Ты пожимаешь плечами.
— Мы не подходим друг другу. Вечно извиняемся, перепрыгиваем через несколько ступеней, к чему никто из нас оказывается не готов… Я не испытываю ненависти. И все же знаю, что мы не пара.
— Не поступай так, Мэри Кей. Мы ведь можем хотя бы поговорить?
— Нет, Джо. Ты многого не понимаешь в отношениях, в женщинах. Твои чувства — не моя проблема.
Еще как твоя! Это именно то, что зовется «любовью». Что зовется «мы».
— Да, я знаю.
— Давай вести себя как взрослые люди. Я тоже наделала ошибок. Наверное, слишком сильно на тебя давила, переехав в твой дом, прося всегда быть рядом…
— Ты совсем на меня не давила. Я сам этого хотел.

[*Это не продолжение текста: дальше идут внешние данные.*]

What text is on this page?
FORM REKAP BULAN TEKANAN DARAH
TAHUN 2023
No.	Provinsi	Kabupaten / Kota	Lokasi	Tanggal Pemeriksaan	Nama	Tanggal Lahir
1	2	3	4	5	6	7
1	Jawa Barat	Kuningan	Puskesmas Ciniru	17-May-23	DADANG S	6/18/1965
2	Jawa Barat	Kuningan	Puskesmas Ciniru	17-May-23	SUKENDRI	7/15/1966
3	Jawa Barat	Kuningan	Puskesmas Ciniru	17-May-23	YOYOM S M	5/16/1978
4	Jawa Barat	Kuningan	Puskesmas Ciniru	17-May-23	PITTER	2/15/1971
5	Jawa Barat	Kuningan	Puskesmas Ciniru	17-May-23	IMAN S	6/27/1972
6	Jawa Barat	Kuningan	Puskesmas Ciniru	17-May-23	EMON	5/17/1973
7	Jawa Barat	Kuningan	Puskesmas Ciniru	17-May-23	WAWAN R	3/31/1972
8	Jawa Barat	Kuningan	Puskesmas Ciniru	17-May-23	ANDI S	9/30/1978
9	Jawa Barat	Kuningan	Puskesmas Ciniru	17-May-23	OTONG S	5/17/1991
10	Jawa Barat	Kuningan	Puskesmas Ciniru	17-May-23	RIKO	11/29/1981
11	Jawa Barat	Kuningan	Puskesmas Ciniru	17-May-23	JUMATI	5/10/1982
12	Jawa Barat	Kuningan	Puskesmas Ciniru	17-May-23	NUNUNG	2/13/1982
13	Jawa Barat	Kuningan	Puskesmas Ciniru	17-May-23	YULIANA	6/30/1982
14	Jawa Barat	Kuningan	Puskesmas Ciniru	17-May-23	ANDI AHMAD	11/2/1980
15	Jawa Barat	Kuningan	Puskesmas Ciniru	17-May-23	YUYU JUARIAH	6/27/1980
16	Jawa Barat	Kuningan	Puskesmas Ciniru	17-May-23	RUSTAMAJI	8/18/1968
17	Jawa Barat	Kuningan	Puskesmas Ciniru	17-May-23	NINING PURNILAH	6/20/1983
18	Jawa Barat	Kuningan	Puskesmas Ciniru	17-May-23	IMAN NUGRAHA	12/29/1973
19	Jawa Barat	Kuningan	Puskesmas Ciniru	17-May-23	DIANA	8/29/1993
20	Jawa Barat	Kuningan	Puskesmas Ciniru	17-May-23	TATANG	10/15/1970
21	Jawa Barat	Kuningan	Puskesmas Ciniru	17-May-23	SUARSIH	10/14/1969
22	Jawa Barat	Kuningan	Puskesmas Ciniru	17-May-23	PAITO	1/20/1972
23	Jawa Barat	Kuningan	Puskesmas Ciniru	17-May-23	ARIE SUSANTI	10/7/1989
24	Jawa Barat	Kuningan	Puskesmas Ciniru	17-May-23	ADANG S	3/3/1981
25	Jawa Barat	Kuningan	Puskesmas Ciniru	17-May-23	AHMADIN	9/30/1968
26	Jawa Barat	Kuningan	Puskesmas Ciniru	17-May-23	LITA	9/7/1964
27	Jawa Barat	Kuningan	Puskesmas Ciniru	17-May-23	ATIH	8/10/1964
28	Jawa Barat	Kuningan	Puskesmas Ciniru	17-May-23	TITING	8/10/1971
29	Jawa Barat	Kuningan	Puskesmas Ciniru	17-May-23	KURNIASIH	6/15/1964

— У тебя нет права так говорить, Джо. Поступки значат больше слов. А ты сидишь тут и даже не догадываешься, на что я злюсь, да?
— Ты злишься, потому что я исчез. Хотя, Мэри Кей, я же оставил записку…
— Ничего себе записка! «Мэри Кей, мне пришлось уехать в Лос-Анджелес по семейным обстоятельствам. Я позвоню тебе, когда приземлюсь. Мне очень жаль. С любовью, Джо».
Вот почему ты бесишься. Из-за долбаной записки. Однако ты помнишь ее наизусть, и у меня еще есть шанс.
— Прости.
— Твои извинения меня уже не волнуют, Джо. Меня волнует, что ты меня не разбудил, не рассказал, что случилось. Меня волнует, что ты не открылся мне. Когда люди вместе, они говорят друг другу правду, а не выдают отмазку вроде «семейных обстоятельств». Ты должен был потрясти меня за плечо, включить свет, рассказать все как есть и попросить меня поехать с тобой, Джо. Так поступают взрослые.
— Прости меня. Слушай, дело было даже не в семье, не совсем… Просто девушка, с которой я встречался в Лос-Анджелесе, у нее ужасные родители… — Это правда. — И она заболела, и я…
— Джо, время объяснений прошло. Ты зря тратишь мое время.
Ты произносишь это, однако не двигаешься с места, и ты права, но вместе с тем ошибаешься.
— Может, попробуешь встать на мое место, Мэри Кей? Мне прекрасно известно, что ты была замужем. И пусть он покоится с миром, но Фил каждый божий день сваливал на тебя свои проблемы. Он разбудил бы тебя в четыре часа утра без малейших колебаний, а ты задумывалась… Может, я лишь хотел дать тебе выспаться? Может, я лишь хотел таким образом проявить любовь и заботу?
— Может, ты вообще на любовь не способен. — Мои руки покрываются мурашками, новые пули впиваются в голову, в сердце. Ты никогда не говорила мне ничего хуже, а мы сидим на нашем гребаном любовном троне, и ты вздыхаешь. — Извини. Не хотела до этого доводить. Не хотела ссориться и надеюсь, твоей бывшей стало лучше, но у нас с тобой все кончено, Джо. Тебе придется с этим смириться.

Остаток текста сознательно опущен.